34. The conclusion I reached therefore was that in due course, if necessary, it was for the plaintiff to analyse its own costs to set out what costs had been incurred related to each of the issues where a costs order had been made in its favour. However, this conclusion led me also to stay the taxation process until the trial had completed. Otherwise the plaintiff would be required to incur costs to analyse what it claimed for each issue which task might be unnecessary if the plaintiff's main claim prevailed. This order also extended to the indemnity costs order made in respect of the abandoned allegations against Mr Atherton. The unusual facts of this case meant that I regarded it as more appropriate for one taxation process to occur once the final outcome of the trial is known.
35. However, to leave matters there would mean that the plaintiff would recover nothing at this stage when the point of costs orders against an unsuccessful party is in part to act as a sanction to prevent unmeritorious applications. While therefore I concluded that it was right to stay the final taxation process, I also concluded that the plaintiff should receive a proportion of its costs. This required me to look at the amount of costs claimed.
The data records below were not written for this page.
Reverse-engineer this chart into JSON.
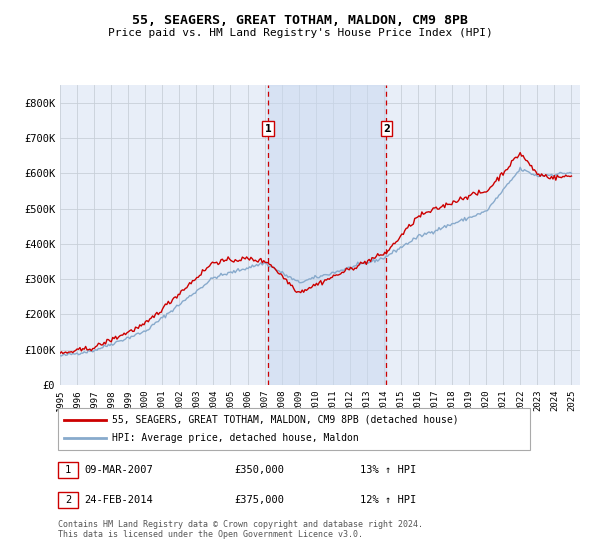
{
  "title": "55, SEAGERS, GREAT TOTHAM, MALDON, CM9 8PB",
  "subtitle": "Price paid vs. HM Land Registry's House Price Index (HPI)",
  "ylabel_ticks": [
    "£0",
    "£100K",
    "£200K",
    "£300K",
    "£400K",
    "£500K",
    "£600K",
    "£700K",
    "£800K"
  ],
  "ytick_vals": [
    0,
    100000,
    200000,
    300000,
    400000,
    500000,
    600000,
    700000,
    800000
  ],
  "ylim": [
    0,
    850000
  ],
  "xlim_start": 1995.0,
  "xlim_end": 2025.5,
  "marker1_x": 2007.19,
  "marker2_x": 2014.15,
  "marker1_label": "1",
  "marker2_label": "2",
  "legend_line1": "55, SEAGERS, GREAT TOTHAM, MALDON, CM9 8PB (detached house)",
  "legend_line2": "HPI: Average price, detached house, Maldon",
  "annotation1": [
    "1",
    "09-MAR-2007",
    "£350,000",
    "13% ↑ HPI"
  ],
  "annotation2": [
    "2",
    "24-FEB-2014",
    "£375,000",
    "12% ↑ HPI"
  ],
  "footer": "Contains HM Land Registry data © Crown copyright and database right 2024.\nThis data is licensed under the Open Government Licence v3.0.",
  "background_color": "#ffffff",
  "plot_bg_color": "#e8eef8",
  "grid_color": "#c8cfd8",
  "line1_color": "#cc0000",
  "line2_color": "#88aacc",
  "marker_box_color": "#cc0000",
  "dashed_line_color": "#cc0000",
  "shade_color": "#c8d8f0",
  "xticks": [
    1995,
    1996,
    1997,
    1998,
    1999,
    2000,
    2001,
    2002,
    2003,
    2004,
    2005,
    2006,
    2007,
    2008,
    2009,
    2010,
    2011,
    2012,
    2013,
    2014,
    2015,
    2016,
    2017,
    2018,
    2019,
    2020,
    2021,
    2022,
    2023,
    2024,
    2025
  ]
}
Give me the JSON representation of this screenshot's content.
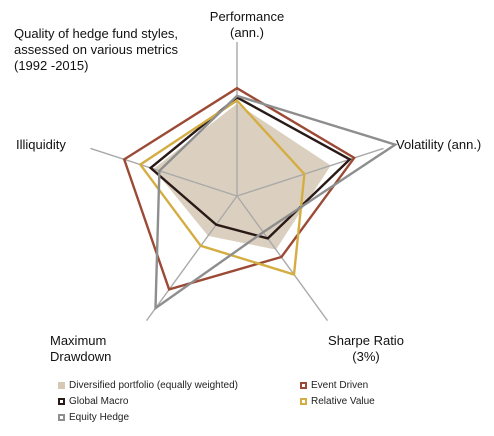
{
  "chart_data": {
    "type": "radar",
    "title": "Quality of hedge fund styles,\nassessed on various metrics\n(1992 -2015)",
    "axes": [
      "Performance\n(ann.)",
      "Volatility (ann.)",
      "Sharpe Ratio\n(3%)",
      "Maximum\nDrawdown",
      "Illiquidity"
    ],
    "scale_max": 1.0,
    "series": [
      {
        "name": "Diversified portfolio (equally weighted)",
        "values": [
          0.6,
          0.64,
          0.43,
          0.32,
          0.57
        ],
        "color": "#d5c8b4",
        "fill": true
      },
      {
        "name": "Event Driven",
        "values": [
          0.7,
          0.8,
          0.49,
          0.75,
          0.77
        ],
        "color": "#9b4a35",
        "fill": false
      },
      {
        "name": "Global Macro",
        "values": [
          0.64,
          0.77,
          0.34,
          0.23,
          0.59
        ],
        "color": "#2a1a17",
        "fill": false
      },
      {
        "name": "Relative Value",
        "values": [
          0.62,
          0.46,
          0.63,
          0.4,
          0.66
        ],
        "color": "#d4ad43",
        "fill": false
      },
      {
        "name": "Equity Hedge",
        "values": [
          0.65,
          1.08,
          0.29,
          0.9,
          0.53
        ],
        "color": "#8e8e8e",
        "fill": false
      }
    ]
  },
  "legend_labels": [
    "Diversified portfolio (equally weighted)",
    "Event Driven",
    "Global Macro",
    "Relative Value",
    "Equity Hedge"
  ]
}
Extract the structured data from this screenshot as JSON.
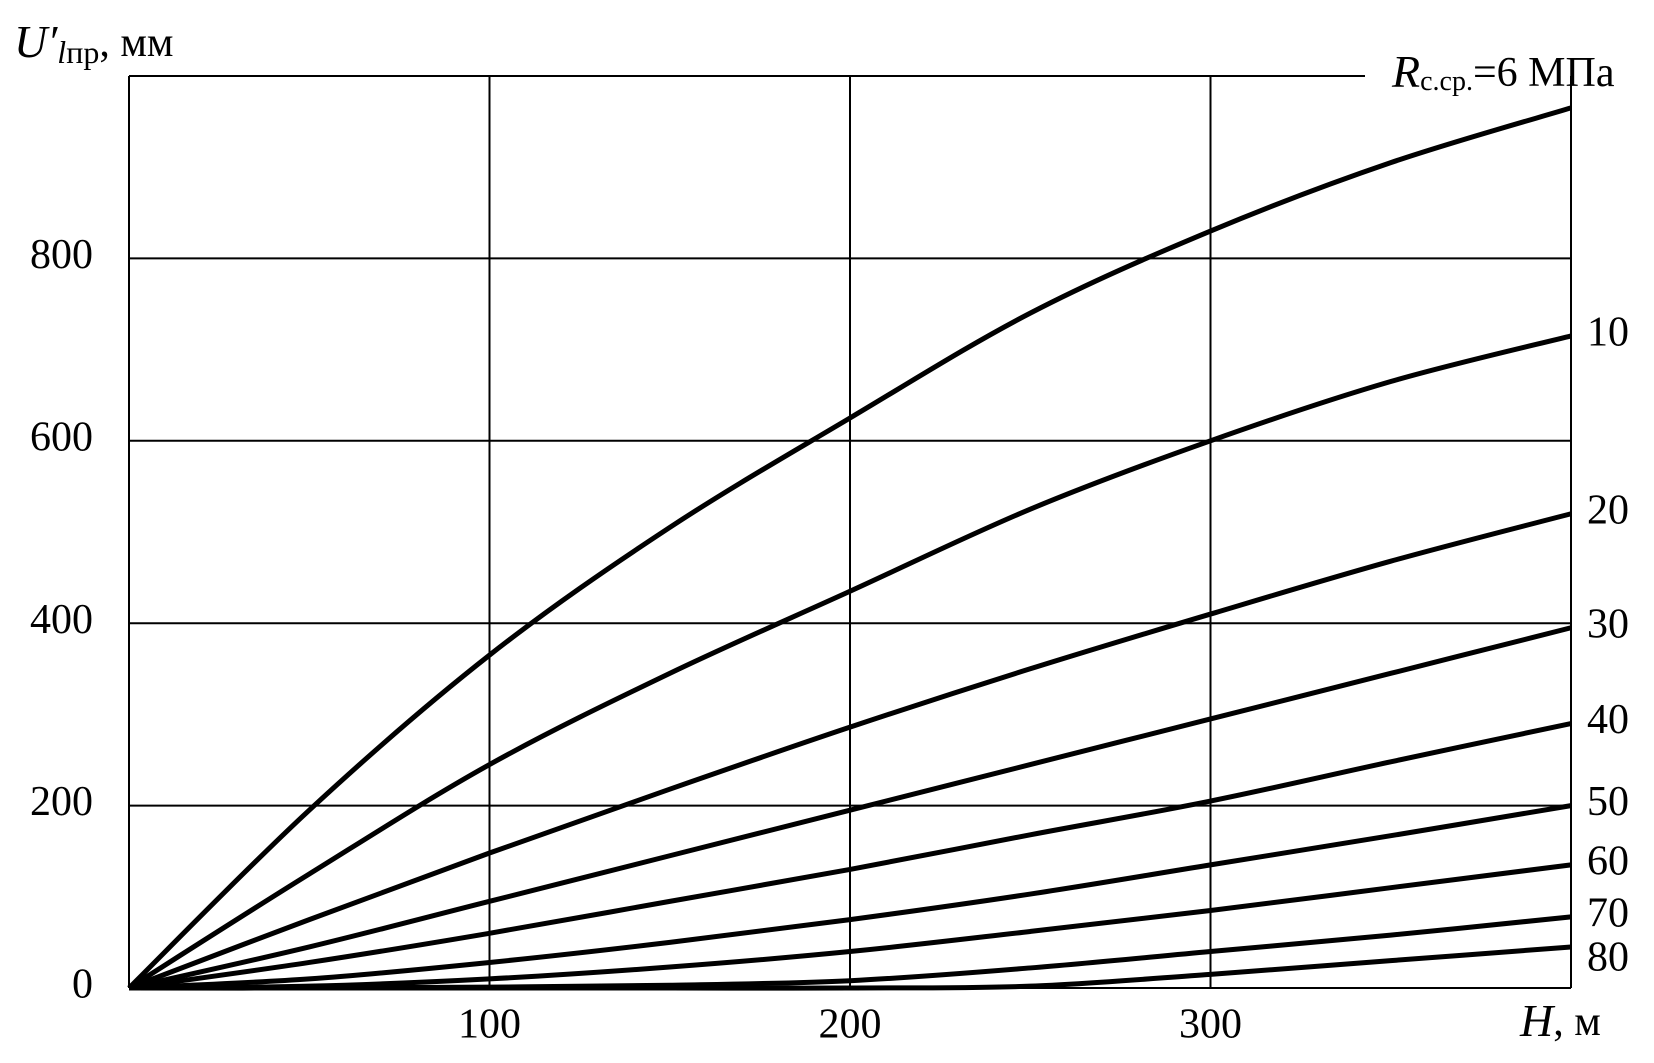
{
  "chart_data": {
    "type": "line",
    "y_label": {
      "symbol": "U′",
      "subscript_italic": "l",
      "subscript": "пр",
      "unit": ", мм"
    },
    "x_label": {
      "symbol": "H",
      "unit": ", м"
    },
    "series_label_prefix": {
      "symbol": "R",
      "subscript": "с.ср."
    },
    "x": [
      0,
      50,
      100,
      150,
      200,
      250,
      300,
      350,
      400
    ],
    "series": [
      {
        "name": "=6 МПа",
        "color": "#000000",
        "values": [
          0,
          195,
          365,
          505,
          625,
          740,
          830,
          905,
          965
        ]
      },
      {
        "name": "10",
        "color": "#000000",
        "values": [
          0,
          125,
          245,
          345,
          435,
          525,
          600,
          665,
          715
        ]
      },
      {
        "name": "20",
        "color": "#000000",
        "values": [
          0,
          75,
          148,
          218,
          286,
          350,
          410,
          468,
          520
        ]
      },
      {
        "name": "30",
        "color": "#000000",
        "values": [
          0,
          45,
          95,
          145,
          195,
          245,
          295,
          345,
          395
        ]
      },
      {
        "name": "40",
        "color": "#000000",
        "values": [
          0,
          28,
          60,
          95,
          130,
          168,
          205,
          248,
          290
        ]
      },
      {
        "name": "50",
        "color": "#000000",
        "values": [
          0,
          10,
          28,
          50,
          75,
          103,
          135,
          167,
          200
        ]
      },
      {
        "name": "60",
        "color": "#000000",
        "values": [
          0,
          2,
          10,
          23,
          40,
          62,
          85,
          110,
          135
        ]
      },
      {
        "name": "70",
        "color": "#000000",
        "values": [
          0,
          0,
          1,
          3,
          8,
          22,
          40,
          58,
          78
        ]
      },
      {
        "name": "80",
        "color": "#000000",
        "values": [
          0,
          0,
          0,
          0,
          0,
          2,
          15,
          30,
          45
        ]
      }
    ],
    "xlim": [
      0,
      400
    ],
    "ylim": [
      0,
      1000
    ],
    "xticks": [
      100,
      200,
      300
    ],
    "yticks": [
      0,
      200,
      400,
      600,
      800
    ],
    "grid": true
  }
}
36. In considering the amount of costs asked for, I had regard to two principles. Firstly, of the costs claimed were not proportionate applying Pearce v Treasurer of the States [2016] JRC 101. A claim for costs incurred to date of over £400,000 for a claim to recover debt of US$3 million when final witness statements had not yet been exchanged and preparations for trial had not yet started is of concern and runs the risks of being held on a taxation to be disproportionate.
37. Secondly, other than in respect of the application to amend I have ordered standard costs. This means that the rates claimed will be reduced significantly to reflect Practice Direction RC13/02 and the Factor 'A and B' Rates. In addition, the claim involves Advocate Sharp, a Barrister from England and a number of fee earners from Baker & Partners including two partners. On a taxation on a standard costs basis, these fees are likely to be reduced significantly because they will not be shown to be necessarily incurred and will represent duplication.
38. Taking all these matters together in the round, I determined that a much more realistic claim for costs based on the orders I have made is a sum in the region of £150,000. Applying Crociani & Ors v Crociani [2014] 1 JLR 503 which requires me to take a cautious approach, the conclusion I reached was to order the plaintiff to pay 50% of this sum on account of costs i.e. £75,000 to be paid within 28 days.